A giant iceberg has broken off Antarctica, but not because of climate change

A giant iceberg has broken off Antarctica, but not because of climate change

Before and after the breakup of the iceberg on the Brunt Ice Shelf.

Science | glaciology

It has been identified as A-81 and does not pose a threat, at least imminently.

An iceberg of 1,550 square kilometers -approximately the size of the city of London- and a thickness of 150 meters, broke off the Brunt ice shelf, in Antarctica, on January 22, as reported by the British Antarctic Survey ( BAS). Despite the spectacularity of the event, scientists had known for years that this would happen and do not directly relate it to climate change.

A decade ago, researchers at the BAS Halley Research Station, from where glaciologists monitor the behavior of the Brunt Ice Shelf, discovered significant cracks in this icy surface, and two major breaks have occurred in the past two years. In fact, in 2017, the BAS Halley moved to a safer place in the event of a possible ice break. After the split on Sunday, experts say that both the station and the 21 people who currently work there are safe.

The new iceberg is called A-81 and Andrew Shepherd, director of the NERC Center for Polar Observation and Modeling, and principal scientific advisor of the CryoSat satellite mission of the European Space Agency (ESA), clarifies the main doubts regarding its breakup and future trajectory.

- What caused the detachment?

- It's part of the natural cycle. Glaciers move into the ocean, and eventually icebergs break off when the floating section becomes too brittle.

- Although it has not had a big impact on this iceberg, how is climate change affecting the ice of Antarctica?

- Climate change causes glaciers to flow faster, which speeds up the rate at which icebergs calve. Also, it can cause more storms and faster melting, increasing the chance of them breaking.

- What will happen now with all this ice?

- The ice was already afloat, so it does not pose a threat to sea level rise. Now this iceberg will begin its journey around the Weddell Sea, as it is moved by the ocean current.

- Is he a threat?

- It currently poses no risk but will eventually end up crossing Drake Passage where it can be a hazard to ships. Even so, until that happens it can take more than a year.

- What consequences does the detachment of icebergs have at a geological level?

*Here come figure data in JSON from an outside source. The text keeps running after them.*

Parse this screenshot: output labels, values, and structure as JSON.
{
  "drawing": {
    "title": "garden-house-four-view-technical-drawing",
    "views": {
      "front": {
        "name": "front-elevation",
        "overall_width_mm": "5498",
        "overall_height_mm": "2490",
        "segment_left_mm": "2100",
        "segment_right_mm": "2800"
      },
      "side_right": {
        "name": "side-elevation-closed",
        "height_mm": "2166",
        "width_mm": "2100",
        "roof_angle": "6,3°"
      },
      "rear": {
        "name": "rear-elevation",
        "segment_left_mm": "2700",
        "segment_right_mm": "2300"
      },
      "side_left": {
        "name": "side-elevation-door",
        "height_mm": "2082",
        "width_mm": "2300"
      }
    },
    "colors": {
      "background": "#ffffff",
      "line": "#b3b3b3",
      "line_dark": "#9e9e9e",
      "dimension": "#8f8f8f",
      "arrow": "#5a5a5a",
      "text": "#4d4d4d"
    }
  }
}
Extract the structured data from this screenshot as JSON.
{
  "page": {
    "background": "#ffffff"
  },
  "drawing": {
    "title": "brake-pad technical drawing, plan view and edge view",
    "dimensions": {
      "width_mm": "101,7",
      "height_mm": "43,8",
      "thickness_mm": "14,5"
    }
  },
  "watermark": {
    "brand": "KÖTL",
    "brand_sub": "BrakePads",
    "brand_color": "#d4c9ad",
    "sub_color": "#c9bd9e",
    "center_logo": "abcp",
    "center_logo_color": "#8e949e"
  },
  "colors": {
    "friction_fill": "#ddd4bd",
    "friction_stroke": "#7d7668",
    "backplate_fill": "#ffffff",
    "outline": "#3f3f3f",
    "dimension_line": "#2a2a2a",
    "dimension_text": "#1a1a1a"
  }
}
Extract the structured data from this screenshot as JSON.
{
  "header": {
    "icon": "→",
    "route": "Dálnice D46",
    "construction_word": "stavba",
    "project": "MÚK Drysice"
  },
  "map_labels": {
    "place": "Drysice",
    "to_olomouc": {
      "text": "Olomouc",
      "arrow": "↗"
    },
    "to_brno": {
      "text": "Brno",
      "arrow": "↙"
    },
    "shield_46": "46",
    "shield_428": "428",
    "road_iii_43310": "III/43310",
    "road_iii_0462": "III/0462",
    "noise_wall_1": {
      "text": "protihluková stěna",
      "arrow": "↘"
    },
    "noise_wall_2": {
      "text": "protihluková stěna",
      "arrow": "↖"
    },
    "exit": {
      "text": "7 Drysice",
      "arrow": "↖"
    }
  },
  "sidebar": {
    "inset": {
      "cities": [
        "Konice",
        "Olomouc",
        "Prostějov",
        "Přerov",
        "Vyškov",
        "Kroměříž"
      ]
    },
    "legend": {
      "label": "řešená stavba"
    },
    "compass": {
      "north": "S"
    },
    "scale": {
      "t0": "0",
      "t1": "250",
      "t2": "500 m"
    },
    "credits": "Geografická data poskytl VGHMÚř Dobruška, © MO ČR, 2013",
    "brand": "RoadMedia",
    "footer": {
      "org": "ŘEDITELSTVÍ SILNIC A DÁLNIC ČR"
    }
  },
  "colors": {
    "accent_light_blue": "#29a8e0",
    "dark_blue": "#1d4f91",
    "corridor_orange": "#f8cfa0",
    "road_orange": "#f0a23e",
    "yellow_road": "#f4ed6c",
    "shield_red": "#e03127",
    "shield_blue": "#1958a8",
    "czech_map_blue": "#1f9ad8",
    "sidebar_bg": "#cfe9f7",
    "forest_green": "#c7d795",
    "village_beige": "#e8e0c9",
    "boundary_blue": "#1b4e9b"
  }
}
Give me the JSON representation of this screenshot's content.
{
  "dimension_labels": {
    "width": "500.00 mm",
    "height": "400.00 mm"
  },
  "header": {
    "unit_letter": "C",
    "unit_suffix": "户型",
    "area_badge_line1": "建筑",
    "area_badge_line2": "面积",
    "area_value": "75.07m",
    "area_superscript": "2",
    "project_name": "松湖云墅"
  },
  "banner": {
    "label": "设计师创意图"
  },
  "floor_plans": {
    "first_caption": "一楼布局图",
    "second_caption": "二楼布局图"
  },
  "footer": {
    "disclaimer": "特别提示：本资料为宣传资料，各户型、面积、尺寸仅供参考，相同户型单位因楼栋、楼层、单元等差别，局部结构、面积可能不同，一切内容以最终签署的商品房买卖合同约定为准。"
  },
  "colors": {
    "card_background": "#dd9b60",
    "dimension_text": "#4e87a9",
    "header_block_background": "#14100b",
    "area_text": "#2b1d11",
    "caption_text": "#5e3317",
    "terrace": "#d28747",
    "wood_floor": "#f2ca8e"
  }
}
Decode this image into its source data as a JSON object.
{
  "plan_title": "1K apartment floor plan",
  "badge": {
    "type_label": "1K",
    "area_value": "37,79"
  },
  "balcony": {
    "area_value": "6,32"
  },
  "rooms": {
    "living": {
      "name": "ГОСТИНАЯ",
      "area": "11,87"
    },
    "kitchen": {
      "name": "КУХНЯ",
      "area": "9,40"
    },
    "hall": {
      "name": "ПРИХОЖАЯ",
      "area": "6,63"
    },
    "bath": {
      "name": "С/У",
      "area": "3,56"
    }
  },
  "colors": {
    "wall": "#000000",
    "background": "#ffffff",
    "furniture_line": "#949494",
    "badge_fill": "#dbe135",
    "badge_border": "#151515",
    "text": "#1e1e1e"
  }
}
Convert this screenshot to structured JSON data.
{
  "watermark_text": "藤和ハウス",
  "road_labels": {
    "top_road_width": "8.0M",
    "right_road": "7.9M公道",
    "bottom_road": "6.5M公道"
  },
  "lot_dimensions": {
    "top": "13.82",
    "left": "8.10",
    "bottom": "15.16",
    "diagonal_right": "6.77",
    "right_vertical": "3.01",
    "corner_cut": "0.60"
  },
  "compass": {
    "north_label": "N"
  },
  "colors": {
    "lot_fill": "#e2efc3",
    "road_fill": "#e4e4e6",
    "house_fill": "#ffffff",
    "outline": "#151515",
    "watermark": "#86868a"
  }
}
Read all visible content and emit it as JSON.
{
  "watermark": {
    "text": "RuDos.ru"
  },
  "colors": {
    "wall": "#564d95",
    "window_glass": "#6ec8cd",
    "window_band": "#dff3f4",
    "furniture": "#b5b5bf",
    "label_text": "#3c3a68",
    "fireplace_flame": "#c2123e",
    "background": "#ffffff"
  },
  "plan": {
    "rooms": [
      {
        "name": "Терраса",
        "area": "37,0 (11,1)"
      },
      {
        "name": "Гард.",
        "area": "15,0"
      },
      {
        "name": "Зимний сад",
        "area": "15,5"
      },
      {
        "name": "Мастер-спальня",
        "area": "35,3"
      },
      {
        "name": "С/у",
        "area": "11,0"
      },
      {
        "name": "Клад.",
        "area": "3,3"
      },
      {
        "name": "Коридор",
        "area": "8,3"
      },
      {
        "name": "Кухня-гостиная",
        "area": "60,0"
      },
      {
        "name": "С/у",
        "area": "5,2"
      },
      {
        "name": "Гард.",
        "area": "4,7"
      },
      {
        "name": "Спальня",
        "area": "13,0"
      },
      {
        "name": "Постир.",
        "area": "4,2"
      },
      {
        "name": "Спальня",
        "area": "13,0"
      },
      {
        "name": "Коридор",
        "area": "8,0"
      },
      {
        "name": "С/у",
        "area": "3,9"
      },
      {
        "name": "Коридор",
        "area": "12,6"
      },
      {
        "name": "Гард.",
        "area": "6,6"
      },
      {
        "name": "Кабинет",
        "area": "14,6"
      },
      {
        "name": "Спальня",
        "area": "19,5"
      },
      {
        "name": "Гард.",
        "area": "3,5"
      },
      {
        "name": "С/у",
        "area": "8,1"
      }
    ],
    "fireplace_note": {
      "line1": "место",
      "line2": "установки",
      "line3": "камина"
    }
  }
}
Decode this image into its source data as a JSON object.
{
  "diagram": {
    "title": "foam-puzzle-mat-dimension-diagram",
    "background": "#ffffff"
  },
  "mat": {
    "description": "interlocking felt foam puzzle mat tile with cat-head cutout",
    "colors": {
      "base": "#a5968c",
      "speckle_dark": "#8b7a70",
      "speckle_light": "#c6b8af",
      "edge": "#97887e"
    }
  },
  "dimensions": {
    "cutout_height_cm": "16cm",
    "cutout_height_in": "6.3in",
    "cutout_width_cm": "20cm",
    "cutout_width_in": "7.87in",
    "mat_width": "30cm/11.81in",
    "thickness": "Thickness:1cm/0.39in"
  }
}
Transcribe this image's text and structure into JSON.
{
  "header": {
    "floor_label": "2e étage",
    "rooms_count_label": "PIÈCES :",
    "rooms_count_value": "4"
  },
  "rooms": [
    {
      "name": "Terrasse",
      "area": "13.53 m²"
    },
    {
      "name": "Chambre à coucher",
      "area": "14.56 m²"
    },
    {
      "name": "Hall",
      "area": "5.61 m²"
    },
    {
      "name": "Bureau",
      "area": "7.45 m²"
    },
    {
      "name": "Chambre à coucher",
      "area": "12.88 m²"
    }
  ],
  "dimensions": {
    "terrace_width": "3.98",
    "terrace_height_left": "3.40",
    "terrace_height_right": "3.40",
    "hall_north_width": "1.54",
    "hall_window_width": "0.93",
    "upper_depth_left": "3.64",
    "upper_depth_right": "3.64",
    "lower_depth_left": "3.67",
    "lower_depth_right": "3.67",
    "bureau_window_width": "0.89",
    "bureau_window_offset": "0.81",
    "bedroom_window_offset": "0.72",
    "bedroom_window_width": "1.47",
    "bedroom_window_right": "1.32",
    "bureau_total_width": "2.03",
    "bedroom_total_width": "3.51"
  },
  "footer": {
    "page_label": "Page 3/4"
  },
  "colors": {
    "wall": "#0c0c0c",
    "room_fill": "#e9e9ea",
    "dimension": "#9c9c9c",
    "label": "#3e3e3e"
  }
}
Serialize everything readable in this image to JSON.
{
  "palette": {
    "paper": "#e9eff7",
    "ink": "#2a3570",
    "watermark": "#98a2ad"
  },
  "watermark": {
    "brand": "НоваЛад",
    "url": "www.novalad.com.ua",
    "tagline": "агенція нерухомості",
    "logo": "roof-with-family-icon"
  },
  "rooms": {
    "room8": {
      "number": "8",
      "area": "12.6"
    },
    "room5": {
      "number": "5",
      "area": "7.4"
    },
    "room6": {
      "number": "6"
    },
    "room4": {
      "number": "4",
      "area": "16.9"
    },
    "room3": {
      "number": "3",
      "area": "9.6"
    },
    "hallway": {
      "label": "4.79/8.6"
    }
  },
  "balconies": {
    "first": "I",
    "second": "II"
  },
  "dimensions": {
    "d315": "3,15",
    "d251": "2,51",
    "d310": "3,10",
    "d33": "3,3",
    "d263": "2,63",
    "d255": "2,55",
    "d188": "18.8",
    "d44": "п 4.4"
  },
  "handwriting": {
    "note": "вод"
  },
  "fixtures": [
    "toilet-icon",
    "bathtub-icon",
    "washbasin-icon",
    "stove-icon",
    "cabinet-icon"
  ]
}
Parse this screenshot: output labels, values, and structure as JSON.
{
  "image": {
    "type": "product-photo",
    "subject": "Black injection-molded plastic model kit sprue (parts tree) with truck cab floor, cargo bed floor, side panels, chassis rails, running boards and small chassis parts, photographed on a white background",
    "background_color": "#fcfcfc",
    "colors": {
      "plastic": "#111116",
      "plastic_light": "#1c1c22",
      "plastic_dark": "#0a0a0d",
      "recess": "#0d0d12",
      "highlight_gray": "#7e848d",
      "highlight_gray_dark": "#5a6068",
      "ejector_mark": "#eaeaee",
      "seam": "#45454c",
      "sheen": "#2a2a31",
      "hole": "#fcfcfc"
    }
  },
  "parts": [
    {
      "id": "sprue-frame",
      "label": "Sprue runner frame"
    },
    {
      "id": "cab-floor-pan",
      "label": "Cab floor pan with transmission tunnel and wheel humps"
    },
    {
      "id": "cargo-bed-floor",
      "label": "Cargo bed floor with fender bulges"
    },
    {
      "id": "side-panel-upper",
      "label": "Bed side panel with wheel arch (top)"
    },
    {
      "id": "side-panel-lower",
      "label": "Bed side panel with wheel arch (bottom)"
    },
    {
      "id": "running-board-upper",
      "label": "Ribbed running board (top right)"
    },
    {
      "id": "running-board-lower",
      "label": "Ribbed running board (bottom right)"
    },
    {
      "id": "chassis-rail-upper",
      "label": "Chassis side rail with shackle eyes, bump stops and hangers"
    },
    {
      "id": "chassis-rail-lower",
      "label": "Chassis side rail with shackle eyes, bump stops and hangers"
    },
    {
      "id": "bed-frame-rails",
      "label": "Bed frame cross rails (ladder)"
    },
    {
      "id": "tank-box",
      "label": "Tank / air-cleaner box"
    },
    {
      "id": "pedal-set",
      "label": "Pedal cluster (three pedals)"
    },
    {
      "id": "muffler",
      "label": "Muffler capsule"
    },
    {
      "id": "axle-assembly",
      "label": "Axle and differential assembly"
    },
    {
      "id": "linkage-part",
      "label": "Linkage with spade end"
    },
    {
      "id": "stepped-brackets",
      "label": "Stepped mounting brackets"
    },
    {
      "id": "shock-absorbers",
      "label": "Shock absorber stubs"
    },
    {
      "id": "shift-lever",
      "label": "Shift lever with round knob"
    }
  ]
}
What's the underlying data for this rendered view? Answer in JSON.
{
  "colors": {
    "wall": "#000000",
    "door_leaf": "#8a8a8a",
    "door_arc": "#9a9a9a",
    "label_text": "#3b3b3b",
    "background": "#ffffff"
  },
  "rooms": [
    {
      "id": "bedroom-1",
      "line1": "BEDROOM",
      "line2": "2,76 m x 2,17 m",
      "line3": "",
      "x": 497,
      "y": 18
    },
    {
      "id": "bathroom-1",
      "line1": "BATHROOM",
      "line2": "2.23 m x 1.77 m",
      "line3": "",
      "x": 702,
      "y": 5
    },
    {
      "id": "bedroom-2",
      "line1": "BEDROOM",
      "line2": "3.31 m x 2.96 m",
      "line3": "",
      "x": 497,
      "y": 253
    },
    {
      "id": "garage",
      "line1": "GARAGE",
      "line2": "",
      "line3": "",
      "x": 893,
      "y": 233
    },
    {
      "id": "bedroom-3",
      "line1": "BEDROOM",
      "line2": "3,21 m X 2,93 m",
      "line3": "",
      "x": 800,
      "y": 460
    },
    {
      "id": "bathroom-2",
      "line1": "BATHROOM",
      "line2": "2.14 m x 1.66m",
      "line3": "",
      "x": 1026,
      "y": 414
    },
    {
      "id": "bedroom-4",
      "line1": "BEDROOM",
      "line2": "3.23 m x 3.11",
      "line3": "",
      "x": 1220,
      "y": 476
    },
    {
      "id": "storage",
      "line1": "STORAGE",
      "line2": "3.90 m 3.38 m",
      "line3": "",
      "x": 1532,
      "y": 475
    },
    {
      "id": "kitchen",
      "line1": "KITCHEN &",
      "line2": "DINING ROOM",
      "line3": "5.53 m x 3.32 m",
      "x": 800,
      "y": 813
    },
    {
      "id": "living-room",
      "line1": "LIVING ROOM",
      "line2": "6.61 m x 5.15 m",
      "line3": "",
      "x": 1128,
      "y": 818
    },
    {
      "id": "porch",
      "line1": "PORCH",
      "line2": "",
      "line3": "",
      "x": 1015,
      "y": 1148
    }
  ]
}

Icebergs carry rocks from Antarctica and spread them across the seafloor as they melt. We have learned a lot about past climate changes by studying them, as it helps us figure out how big the ice sheet was once.

Other previous landslides

The new A-81 iceberg is about 1,550 square kilometers, that is, five times the size of Malta. By comparison, the A-68 iceberg, which broke off the Larsen-C Ice Shelf in July 2017, was 5,800 km2. For its part, the A-74 had 1,270 km2 when it detached from the Brunt ice shelf in February 2021; while the A-76 had 4,320 km2 when it detached, in May 2021, from the Ronne ice shelf.

The denomination of the icebergs is made up from the Antarctic quadrant (division of Antarctica into four parts taking as reference the meridians of 0°, 180°, 90° East and 90° West) in which they are originally sighted, to which is added a sequential number. Thus, quadrant A is 0-90W; the B, 90W-180; the C, 180-90E; and the D, 90E-0.

If the iceberg subsequently breaks up, each fraction adds a sequential letter to its name. For example, the new iceberg is called A-81 and has a northern split identified as A-81A.